Galtung memaparkan, jurnalis harus mampu mentransformasikan fakta-fakta dan realitas konflik sebagai realitas media. Peran jurnalisme damai harus menjadi bank data wacana yang tidak menciptakan potensi konflik dan perpecahan dalam jangka pendek maupun jangka panjang.
Jurnalisme damai bisa dilaksanakan dengan standar jurnalisme modern, yaitu memegang asas imparsialitas dan faktualitas, dengan prinsip-prinsip menghindarkan kekerasan.

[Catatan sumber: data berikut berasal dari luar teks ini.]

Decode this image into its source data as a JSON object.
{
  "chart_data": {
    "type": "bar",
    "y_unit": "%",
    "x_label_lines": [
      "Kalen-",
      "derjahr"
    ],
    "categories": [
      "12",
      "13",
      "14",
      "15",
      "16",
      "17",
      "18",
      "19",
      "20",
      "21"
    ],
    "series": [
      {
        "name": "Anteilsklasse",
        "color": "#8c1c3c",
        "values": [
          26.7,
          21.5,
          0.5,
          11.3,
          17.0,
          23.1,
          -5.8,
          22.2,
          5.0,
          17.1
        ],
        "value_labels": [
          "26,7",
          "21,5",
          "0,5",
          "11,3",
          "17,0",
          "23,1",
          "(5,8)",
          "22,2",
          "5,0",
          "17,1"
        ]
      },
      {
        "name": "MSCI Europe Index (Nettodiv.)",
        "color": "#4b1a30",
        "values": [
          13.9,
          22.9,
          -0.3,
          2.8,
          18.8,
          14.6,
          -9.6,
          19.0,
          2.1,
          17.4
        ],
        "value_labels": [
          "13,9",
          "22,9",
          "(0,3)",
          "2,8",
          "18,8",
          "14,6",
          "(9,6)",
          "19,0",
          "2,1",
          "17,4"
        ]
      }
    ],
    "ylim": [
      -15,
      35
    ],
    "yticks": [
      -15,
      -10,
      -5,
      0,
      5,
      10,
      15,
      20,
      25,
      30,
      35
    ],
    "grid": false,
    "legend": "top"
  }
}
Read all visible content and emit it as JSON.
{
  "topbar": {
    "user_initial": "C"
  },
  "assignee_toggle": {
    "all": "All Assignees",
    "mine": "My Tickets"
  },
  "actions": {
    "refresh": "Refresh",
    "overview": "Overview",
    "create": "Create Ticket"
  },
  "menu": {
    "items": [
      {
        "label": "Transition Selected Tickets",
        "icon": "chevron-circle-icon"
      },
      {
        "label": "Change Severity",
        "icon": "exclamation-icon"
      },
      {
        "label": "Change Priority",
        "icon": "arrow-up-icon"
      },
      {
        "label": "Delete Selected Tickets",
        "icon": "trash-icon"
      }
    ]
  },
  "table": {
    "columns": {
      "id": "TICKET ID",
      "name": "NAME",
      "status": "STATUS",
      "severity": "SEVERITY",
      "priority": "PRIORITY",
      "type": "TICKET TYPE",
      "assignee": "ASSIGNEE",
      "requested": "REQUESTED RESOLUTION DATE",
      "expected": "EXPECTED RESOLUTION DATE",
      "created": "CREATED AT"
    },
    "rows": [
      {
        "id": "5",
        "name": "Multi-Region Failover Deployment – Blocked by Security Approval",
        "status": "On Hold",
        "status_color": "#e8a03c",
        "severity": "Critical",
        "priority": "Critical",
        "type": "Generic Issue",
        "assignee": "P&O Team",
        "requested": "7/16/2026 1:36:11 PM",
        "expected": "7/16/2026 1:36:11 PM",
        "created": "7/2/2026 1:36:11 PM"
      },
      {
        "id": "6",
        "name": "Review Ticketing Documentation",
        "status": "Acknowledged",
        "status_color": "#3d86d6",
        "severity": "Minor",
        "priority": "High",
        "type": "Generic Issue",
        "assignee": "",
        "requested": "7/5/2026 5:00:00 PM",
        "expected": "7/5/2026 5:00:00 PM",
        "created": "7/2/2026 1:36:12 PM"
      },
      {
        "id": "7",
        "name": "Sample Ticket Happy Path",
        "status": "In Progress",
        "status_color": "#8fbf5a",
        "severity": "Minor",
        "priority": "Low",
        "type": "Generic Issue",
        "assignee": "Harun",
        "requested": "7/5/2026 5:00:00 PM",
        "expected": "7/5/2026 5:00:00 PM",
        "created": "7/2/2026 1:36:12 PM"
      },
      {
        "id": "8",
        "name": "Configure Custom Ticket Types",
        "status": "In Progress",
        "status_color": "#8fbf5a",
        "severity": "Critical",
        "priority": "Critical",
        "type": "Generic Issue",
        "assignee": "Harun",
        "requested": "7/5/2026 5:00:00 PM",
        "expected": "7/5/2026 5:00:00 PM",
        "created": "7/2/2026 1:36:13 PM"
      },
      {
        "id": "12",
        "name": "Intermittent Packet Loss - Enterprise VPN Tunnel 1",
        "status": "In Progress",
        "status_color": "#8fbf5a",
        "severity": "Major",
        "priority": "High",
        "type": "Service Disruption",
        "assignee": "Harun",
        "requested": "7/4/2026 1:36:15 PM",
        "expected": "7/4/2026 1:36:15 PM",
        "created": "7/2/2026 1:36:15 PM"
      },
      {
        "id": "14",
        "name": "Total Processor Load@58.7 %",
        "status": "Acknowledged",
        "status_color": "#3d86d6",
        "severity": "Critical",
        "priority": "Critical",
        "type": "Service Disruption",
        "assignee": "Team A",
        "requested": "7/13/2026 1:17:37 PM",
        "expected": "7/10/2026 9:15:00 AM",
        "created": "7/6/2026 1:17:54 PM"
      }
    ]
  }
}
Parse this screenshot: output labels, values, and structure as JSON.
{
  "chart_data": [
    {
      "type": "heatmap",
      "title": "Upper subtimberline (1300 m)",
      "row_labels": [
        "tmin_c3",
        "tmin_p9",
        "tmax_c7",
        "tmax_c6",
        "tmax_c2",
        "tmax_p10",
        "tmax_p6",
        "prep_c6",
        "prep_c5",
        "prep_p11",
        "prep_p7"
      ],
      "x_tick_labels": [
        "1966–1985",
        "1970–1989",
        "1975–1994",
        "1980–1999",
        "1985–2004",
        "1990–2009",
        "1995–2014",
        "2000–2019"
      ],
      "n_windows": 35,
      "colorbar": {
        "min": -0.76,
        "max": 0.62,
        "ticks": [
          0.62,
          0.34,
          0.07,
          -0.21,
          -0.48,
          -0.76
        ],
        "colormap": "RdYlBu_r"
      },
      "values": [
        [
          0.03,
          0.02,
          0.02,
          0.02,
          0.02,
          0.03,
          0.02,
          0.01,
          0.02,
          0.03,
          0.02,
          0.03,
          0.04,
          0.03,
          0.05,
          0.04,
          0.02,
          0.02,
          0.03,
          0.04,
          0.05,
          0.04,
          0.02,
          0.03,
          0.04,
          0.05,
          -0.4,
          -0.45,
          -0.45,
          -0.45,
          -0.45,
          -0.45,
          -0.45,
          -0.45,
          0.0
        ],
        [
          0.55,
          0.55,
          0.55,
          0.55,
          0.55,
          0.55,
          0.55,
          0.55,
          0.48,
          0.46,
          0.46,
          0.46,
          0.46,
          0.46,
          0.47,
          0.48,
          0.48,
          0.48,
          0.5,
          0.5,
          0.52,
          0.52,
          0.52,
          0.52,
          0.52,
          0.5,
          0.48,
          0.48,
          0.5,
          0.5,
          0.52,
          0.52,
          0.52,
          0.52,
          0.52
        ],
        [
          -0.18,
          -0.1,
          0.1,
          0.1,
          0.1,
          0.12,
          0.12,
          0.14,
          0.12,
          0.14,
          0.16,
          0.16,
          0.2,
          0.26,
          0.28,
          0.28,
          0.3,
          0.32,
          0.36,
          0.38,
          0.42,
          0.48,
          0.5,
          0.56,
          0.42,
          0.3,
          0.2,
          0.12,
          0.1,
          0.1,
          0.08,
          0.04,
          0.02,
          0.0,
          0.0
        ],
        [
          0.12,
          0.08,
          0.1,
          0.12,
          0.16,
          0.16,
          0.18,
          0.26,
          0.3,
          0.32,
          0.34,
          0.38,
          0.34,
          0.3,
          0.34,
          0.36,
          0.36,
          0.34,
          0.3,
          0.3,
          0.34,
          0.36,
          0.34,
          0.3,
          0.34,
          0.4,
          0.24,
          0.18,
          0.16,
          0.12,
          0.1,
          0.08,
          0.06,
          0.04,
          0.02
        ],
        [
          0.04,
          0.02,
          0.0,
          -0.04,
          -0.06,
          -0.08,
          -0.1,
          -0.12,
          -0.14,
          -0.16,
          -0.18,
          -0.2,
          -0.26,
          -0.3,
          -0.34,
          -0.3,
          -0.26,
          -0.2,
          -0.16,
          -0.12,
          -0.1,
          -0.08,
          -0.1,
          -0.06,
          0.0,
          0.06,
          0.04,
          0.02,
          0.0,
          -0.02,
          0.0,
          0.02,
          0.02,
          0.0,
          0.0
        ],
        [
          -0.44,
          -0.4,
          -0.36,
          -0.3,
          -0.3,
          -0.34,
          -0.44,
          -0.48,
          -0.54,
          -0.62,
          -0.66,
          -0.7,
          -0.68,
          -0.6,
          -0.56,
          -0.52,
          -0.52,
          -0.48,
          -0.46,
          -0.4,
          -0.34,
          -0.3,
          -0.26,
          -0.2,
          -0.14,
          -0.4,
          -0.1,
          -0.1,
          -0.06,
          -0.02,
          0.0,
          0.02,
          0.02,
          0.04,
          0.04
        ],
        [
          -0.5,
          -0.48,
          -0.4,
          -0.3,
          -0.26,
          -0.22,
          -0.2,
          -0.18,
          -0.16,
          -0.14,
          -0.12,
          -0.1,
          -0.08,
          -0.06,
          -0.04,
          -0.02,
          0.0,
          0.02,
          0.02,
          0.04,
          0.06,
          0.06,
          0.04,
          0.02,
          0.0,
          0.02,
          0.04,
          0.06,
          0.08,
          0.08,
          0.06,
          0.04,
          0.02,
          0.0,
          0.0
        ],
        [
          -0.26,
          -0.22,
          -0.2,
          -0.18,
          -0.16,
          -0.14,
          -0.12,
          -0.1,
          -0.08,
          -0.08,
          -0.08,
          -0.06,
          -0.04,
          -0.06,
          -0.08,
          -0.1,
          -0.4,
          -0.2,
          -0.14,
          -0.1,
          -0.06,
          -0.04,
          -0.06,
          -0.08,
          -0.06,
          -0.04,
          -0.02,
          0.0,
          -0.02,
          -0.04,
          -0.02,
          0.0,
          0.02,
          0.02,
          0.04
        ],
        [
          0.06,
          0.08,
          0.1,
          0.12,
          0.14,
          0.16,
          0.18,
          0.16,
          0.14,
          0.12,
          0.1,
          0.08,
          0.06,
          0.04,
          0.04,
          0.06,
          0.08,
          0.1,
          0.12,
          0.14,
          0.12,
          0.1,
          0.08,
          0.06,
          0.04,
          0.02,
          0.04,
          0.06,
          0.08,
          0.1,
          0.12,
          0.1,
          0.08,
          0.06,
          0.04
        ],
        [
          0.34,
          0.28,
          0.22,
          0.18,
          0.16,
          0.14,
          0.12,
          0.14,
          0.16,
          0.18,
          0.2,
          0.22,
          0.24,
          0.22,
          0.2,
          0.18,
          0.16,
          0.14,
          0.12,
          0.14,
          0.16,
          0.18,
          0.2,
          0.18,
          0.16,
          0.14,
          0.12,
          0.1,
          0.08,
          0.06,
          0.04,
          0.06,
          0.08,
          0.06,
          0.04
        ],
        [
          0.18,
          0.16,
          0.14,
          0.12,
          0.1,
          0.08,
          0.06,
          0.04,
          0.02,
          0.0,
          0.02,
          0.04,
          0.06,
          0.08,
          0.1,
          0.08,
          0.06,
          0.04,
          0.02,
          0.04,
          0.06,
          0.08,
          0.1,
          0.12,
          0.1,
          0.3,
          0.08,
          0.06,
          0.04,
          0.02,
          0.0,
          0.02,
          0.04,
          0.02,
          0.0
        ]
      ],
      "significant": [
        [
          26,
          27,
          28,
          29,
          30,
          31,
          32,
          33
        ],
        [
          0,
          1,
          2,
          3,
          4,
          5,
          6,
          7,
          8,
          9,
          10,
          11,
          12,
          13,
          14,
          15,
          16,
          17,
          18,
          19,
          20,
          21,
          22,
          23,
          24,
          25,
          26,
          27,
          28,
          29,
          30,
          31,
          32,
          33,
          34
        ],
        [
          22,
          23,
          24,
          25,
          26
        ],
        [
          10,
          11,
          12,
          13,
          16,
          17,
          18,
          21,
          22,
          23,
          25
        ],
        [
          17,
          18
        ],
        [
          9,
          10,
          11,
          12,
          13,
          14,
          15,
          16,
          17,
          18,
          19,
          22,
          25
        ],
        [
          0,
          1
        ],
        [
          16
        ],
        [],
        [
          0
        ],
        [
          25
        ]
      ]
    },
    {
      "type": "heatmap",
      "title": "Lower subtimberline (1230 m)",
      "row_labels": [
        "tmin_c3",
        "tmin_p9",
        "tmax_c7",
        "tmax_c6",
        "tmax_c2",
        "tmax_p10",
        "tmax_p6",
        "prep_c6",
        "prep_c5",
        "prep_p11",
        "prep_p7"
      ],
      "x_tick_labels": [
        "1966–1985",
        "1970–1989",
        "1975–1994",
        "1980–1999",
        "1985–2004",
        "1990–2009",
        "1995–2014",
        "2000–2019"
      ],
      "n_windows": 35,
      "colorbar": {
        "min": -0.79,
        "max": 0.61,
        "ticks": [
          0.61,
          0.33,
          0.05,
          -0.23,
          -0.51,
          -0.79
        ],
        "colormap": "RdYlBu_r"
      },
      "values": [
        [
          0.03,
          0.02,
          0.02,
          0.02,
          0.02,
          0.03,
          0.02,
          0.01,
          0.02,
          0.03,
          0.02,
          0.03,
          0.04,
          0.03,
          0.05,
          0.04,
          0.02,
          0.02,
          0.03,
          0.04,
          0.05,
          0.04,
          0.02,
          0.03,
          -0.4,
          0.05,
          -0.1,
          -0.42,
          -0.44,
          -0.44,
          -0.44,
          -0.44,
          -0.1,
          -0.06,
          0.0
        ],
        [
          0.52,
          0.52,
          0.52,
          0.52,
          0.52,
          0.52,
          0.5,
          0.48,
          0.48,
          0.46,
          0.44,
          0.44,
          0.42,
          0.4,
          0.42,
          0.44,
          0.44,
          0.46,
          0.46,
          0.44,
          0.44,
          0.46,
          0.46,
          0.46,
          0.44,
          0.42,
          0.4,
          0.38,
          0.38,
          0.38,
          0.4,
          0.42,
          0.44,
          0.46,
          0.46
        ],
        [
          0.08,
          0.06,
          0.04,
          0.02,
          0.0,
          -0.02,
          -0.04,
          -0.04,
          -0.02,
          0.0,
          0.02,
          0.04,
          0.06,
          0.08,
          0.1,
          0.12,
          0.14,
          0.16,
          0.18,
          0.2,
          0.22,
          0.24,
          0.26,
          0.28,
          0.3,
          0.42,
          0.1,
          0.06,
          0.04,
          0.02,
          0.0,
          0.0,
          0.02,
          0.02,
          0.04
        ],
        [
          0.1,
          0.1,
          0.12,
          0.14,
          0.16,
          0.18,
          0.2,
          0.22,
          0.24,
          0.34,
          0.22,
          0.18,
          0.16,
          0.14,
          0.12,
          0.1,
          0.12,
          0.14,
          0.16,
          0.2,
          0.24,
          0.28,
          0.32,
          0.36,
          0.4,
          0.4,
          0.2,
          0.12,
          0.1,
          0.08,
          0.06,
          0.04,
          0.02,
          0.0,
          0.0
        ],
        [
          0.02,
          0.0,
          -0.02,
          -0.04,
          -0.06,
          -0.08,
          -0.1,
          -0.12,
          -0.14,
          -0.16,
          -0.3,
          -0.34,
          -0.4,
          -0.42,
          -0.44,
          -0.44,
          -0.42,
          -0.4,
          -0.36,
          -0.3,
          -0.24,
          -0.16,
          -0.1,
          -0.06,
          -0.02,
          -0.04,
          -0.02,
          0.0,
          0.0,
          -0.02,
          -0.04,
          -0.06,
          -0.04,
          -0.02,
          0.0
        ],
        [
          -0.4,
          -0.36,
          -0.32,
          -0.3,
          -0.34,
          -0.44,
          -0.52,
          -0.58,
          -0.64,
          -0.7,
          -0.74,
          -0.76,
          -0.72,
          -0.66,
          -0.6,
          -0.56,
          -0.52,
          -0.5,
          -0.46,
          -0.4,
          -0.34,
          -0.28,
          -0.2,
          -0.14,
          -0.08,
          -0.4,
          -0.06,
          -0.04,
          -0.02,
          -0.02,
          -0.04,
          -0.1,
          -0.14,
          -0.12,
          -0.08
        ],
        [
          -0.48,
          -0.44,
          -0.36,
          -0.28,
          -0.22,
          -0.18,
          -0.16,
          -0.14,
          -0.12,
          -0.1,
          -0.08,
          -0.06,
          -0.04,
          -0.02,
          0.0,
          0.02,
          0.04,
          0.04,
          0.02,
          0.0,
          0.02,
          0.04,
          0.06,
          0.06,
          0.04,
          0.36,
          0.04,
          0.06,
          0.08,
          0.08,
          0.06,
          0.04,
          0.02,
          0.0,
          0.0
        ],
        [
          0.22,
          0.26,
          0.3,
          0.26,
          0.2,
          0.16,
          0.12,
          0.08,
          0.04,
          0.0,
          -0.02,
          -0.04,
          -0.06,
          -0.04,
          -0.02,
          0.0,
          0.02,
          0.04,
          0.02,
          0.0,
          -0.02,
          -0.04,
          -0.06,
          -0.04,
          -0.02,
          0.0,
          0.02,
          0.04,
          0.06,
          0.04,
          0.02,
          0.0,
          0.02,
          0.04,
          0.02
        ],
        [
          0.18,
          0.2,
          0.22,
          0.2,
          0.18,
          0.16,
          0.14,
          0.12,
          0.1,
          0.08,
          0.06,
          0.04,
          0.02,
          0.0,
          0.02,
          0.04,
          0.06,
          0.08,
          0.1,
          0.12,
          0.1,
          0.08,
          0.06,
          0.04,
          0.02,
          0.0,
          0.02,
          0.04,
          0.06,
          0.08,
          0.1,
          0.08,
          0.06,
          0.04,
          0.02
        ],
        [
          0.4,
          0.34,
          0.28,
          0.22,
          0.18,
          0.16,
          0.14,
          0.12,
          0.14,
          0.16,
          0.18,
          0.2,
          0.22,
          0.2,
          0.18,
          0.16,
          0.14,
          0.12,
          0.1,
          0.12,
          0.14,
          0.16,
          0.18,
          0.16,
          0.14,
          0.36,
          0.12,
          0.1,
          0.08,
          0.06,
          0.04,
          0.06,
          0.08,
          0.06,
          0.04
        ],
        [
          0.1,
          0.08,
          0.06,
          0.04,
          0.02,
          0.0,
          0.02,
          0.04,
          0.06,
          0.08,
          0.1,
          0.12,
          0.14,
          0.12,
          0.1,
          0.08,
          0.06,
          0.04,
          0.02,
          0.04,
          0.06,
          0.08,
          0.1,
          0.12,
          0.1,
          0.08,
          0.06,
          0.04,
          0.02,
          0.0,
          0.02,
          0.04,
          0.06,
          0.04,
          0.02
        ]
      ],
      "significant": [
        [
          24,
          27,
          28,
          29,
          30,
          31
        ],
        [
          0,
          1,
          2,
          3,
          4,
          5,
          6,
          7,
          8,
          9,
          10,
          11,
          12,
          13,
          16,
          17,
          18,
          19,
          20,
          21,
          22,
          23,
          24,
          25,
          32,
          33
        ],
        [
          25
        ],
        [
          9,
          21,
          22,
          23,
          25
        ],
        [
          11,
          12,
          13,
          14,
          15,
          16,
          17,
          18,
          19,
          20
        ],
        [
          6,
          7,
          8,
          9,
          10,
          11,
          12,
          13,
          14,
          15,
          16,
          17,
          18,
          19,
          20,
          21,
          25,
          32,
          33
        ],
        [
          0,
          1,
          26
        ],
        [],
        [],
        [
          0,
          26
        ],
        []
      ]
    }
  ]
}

Sebenarnya Indonesia telah mengalami banyak insiden kekerasan yang berbau SARA sejak 1998, mulai dari kekerasan rasial pada 13-14 Mei 1998 di Jakarta terhadap etnis Tionghoa, pembersihan etnis Madura di Sambas, Kalimantan Barat pada 1999, konflik di Maluku 2000-2001, darurat sipil di Aceh, dan konflik Muslim-Kristen yang kronis di Poso sejak Desember 1998.
Namun, Jurnalisme damai di Indonesia baru mulai menjadi wacana saat terjadi kerusuhan di Maluku pada tahun 1999.
Saat itu media yang menjadi andalan setiap orang dalam memperoleh informasi juga terseret dalam perpecahan. Adanya pemisahan kerja wartawan Muslim dan wartawan Kristen saat itu menjadi suatu pemicu semakin terpecahnya golongan masyarakat di Maluku. Akibatnya, konflik pun semakin memanas.
Ternyata media yang ada tidak menyajikan berita secara berimbang. Karena keberpihakan media itulah, pertikaian terus berlangsung. Wartawan Muslim dalam Ambon Ekspres dan wartawan Kristen dalam Suara Maluku masing-masing saling menyudutkan lawan.
Mereka pun mengeksploitasi sebuah peristiwa secara berpihak dan vulgar. Seringkali dalam meliput berita pun mereka hanya mengandalkan beberapa narasumber yang bahkan kadang-kadang diragukan kredibilitasnya.
Mulai dari situlah jurnalisme damai penting untuk digunakan dalam kegiatan jurnalistik, khususnya dalam pemberitaan konflik. Tujuannya agar media yang sifatnya umum tidak dijadikan alat propaganda dan pemberitaan yang disajikan pun bersifat lebih manusiawi.
Jurnalisme damai di Indonesia juga bisa digunakan untuk menghindari apa yang disebut sebagai talking journalism atau jurnalisme omongan. Di mana kaidah pers big name big news, no name no news masih berlaku.
Pada masa Orde Baru, orang-orang penting seperti pejabat tinggi negara dan militer menjadi narasumber yang omongannya dipercaya dan menjadi sebuah fakta kebenaran. Di mana setiap pejabat dengan pangkat dan nama besarnya dianggap mewakili klaim atas seluruh kejadian dan kebenaran. Setiap terjadi suatu peristiwa, mereka selalu dijadikan narasumber. Sehingga jelas bahwa berita tidak bersifat komprehensif dan berat sebelah.